"Il leur confia tous ses biens"
TRENTE-TROISIEME DIMANCHE ORDINAIRE (A)
Évangile de Jésus Christ selon saint Matthieu 25, 14-30
Jésus parlait à ses disciples de sa venue. Il disait cette parabole : «Un homme, qui partait en voyage, appela ses serviteurs et leur confia ses biens. A l'un il donna une somme de cinq talents, à un autre deux talents, au troisième un seul, à chacun selon ses capacités. Puis il partit.
Aussitôt celui qui avait reçu cinq talents s'occupa de les faire valoir et en gagna cinq autres. De même celui qui avait reçu deux talents en gagna deux autres. Mais celui qui n'en avait reçu qu'un creusa la terre et enfouit l'argent de son maître.
Longtemps après, leur maître revient et il leur demande des comptes.

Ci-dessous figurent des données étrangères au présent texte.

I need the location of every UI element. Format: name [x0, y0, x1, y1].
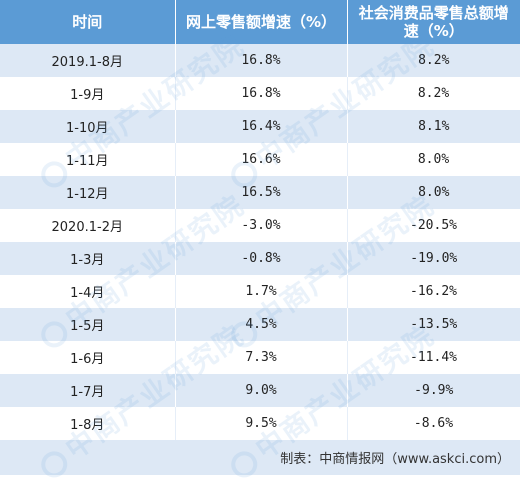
table-row: 2019.1-8月 16.8% 8.2%: [0, 44, 520, 77]
cell-period: 1-11月: [0, 143, 176, 176]
cell-total-growth: 8.2%: [347, 77, 520, 110]
cell-total-growth: -13.5%: [410, 317, 458, 332]
table-row: 1-5月 4.5% -13.5%: [0, 308, 520, 341]
cell-total-growth: 8.0%: [347, 143, 520, 176]
table-row: 1-7月 9.0% -9.9%: [0, 374, 520, 407]
cell-period: 1-9月: [0, 77, 176, 110]
cell-total-growth: 8.2%: [418, 53, 450, 68]
cell-total-growth: -8.6%: [347, 407, 520, 440]
cell-online-growth: -3.0%: [175, 209, 348, 242]
cell-period: 1-6月: [0, 341, 176, 374]
table-row: 1-3月 -0.8% -19.0%: [0, 242, 520, 275]
cell-total-growth: 8.1%: [418, 119, 450, 134]
cell-online-growth: 9.0%: [175, 374, 348, 407]
cell-total-growth: -11.4%: [347, 341, 520, 374]
table-footer: 制表：中商情报网（www.askci.com）: [0, 440, 520, 475]
cell-total-growth: -20.5%: [347, 209, 520, 242]
cell-online-growth: 16.8%: [175, 77, 348, 110]
cell-online-growth: 1.7%: [175, 275, 348, 308]
data-table: 时间 网上零售额增速（%） 社会消费品零售总额增速（%） 2019.1-8月 16…: [0, 0, 520, 440]
cell-online-growth: 16.4%: [175, 110, 348, 143]
cell-period: 1-8月: [0, 407, 176, 440]
table-row: 2020.1-2月 -3.0% -20.5%: [0, 209, 520, 242]
table-row: 1-4月 1.7% -16.2%: [0, 275, 520, 308]
header-total-growth: 社会消费品零售总额增速（%）: [358, 4, 509, 40]
cell-period: 1-7月: [0, 374, 176, 407]
cell-total-growth: -9.9%: [414, 383, 454, 398]
source-note: 制表：中商情报网（www.askci.com）: [280, 452, 510, 467]
table-row: 1-11月 16.6% 8.0%: [0, 143, 520, 176]
table-row: 1-10月 16.4% 8.1%: [0, 110, 520, 143]
cell-period: 1-10月: [0, 110, 176, 143]
cell-period: 1-5月: [0, 308, 176, 341]
header-period: 时间: [0, 0, 176, 44]
cell-period: 1-4月: [0, 275, 176, 308]
cell-online-growth: 4.5%: [175, 308, 348, 341]
cell-online-growth: 16.6%: [175, 143, 348, 176]
cell-total-growth: 8.0%: [418, 185, 450, 200]
cell-online-growth: 7.3%: [175, 341, 348, 374]
table-body: 2019.1-8月 16.8% 8.2% 1-9月 16.8% 8.2% 1-10月 16.4…: [0, 44, 520, 440]
cell-period: 2020.1-2月: [0, 209, 176, 242]
cell-total-growth: -16.2%: [347, 275, 520, 308]
cell-online-growth: 16.8%: [175, 44, 348, 77]
cell-total-growth: -19.0%: [410, 251, 458, 266]
table-header-row: 时间 网上零售额增速（%） 社会消费品零售总额增速（%）: [0, 0, 520, 44]
cell-online-growth: 16.5%: [175, 176, 348, 209]
cell-online-growth: -0.8%: [175, 242, 348, 275]
table-row: 1-12月 16.5% 8.0%: [0, 176, 520, 209]
cell-period: 1-3月: [0, 242, 176, 275]
header-online-growth: 网上零售额增速（%）: [175, 0, 348, 44]
table-row: 1-9月 16.8% 8.2%: [0, 77, 520, 110]
cell-period: 1-12月: [0, 176, 176, 209]
cell-period: 2019.1-8月: [0, 44, 176, 77]
table-row: 1-8月 9.5% -8.6%: [0, 407, 520, 440]
table-row: 1-6月 7.3% -11.4%: [0, 341, 520, 374]
cell-online-growth: 9.5%: [175, 407, 348, 440]
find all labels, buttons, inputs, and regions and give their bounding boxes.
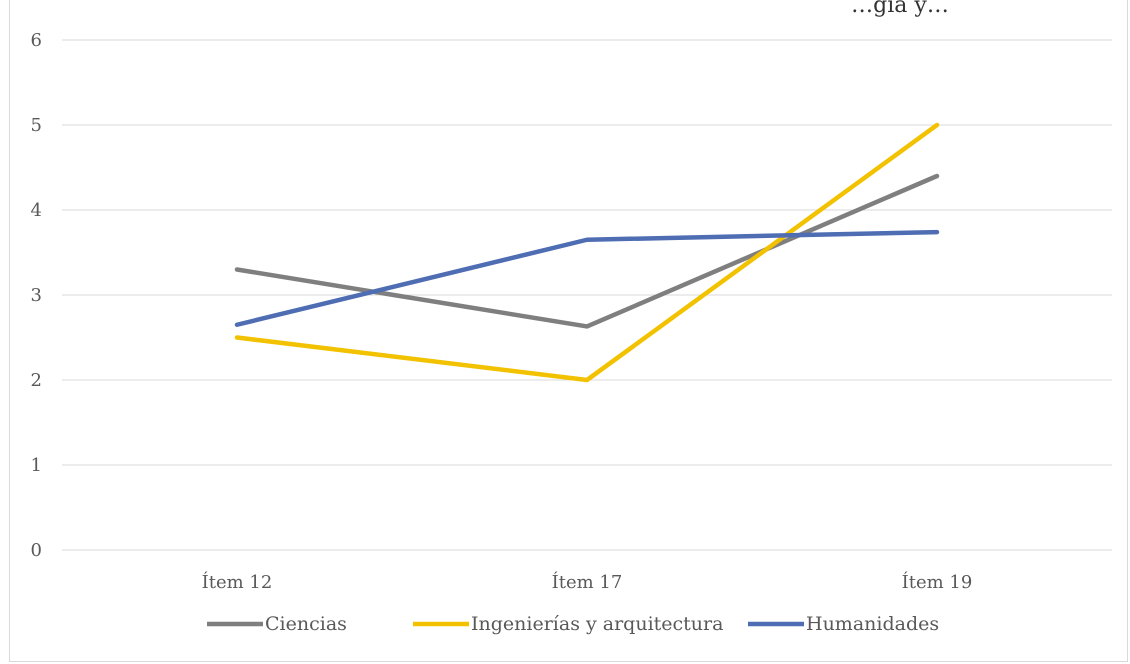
x-axis-ticks: Ítem 12 Ítem 17 Ítem 19: [202, 570, 973, 593]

Celui qui avait reçu les cinq talents s'avança en apportant cinq autres talents et dit : 'Maître, tu m'as confié cinq talents ; voilà, j'en ai gagné cinq autres. - Très bien, serviteur bon et fidèle, tu as été fidèle en peu de choses, je t'en confierai beaucoup ; entre dans la joie de ton maître.' Celui qui avait reçu deux talents s'avança ensuite et dit : 'Maître, tu m'as confié deux talents ; voilà, j'en ai gagné deux autres. - Très bien, serviteur bon et fidèle, tu as été fidèle en peu de choses, je t'en confierai beaucoup ; entre dans la joie de ton maître.' Celui qui avait reçu un seul talent s'avança ensuite et dit : 'Maître, je savais que tu es un homme dur ; tu moissonnes là où tu n'as pas semé, tu ramasses là où tu n'as pas répandu le grain. J'ai eu peur, et je suis allé enfouir ton talent dans la terre. Le voici. Tu as ce qui t'appartient.' Son maître lui répliqua : 'Serviteur mauvais et paresseux, tu savais que je moissonne là où je n'ai pas semé, que je ramasse le grain là où je ne l'ai pas répandu. Alors il fallait placer mon argent à la banque ; et à mon retour, je l'aurais retrouvé avec les intérêts. Enlevez lui donc son talent et donnez-le à celui qui en a dix. Car celui qui a, on lui donnera, et il sera dans l'abondance. Mais celui qui n'a rien, on lui enlèvera même ce qu'il a. Quant à ce serviteur bon à rien, jetez-le dehors dans les ténèbres : là il y aura des pleurs et des grincements de dents.»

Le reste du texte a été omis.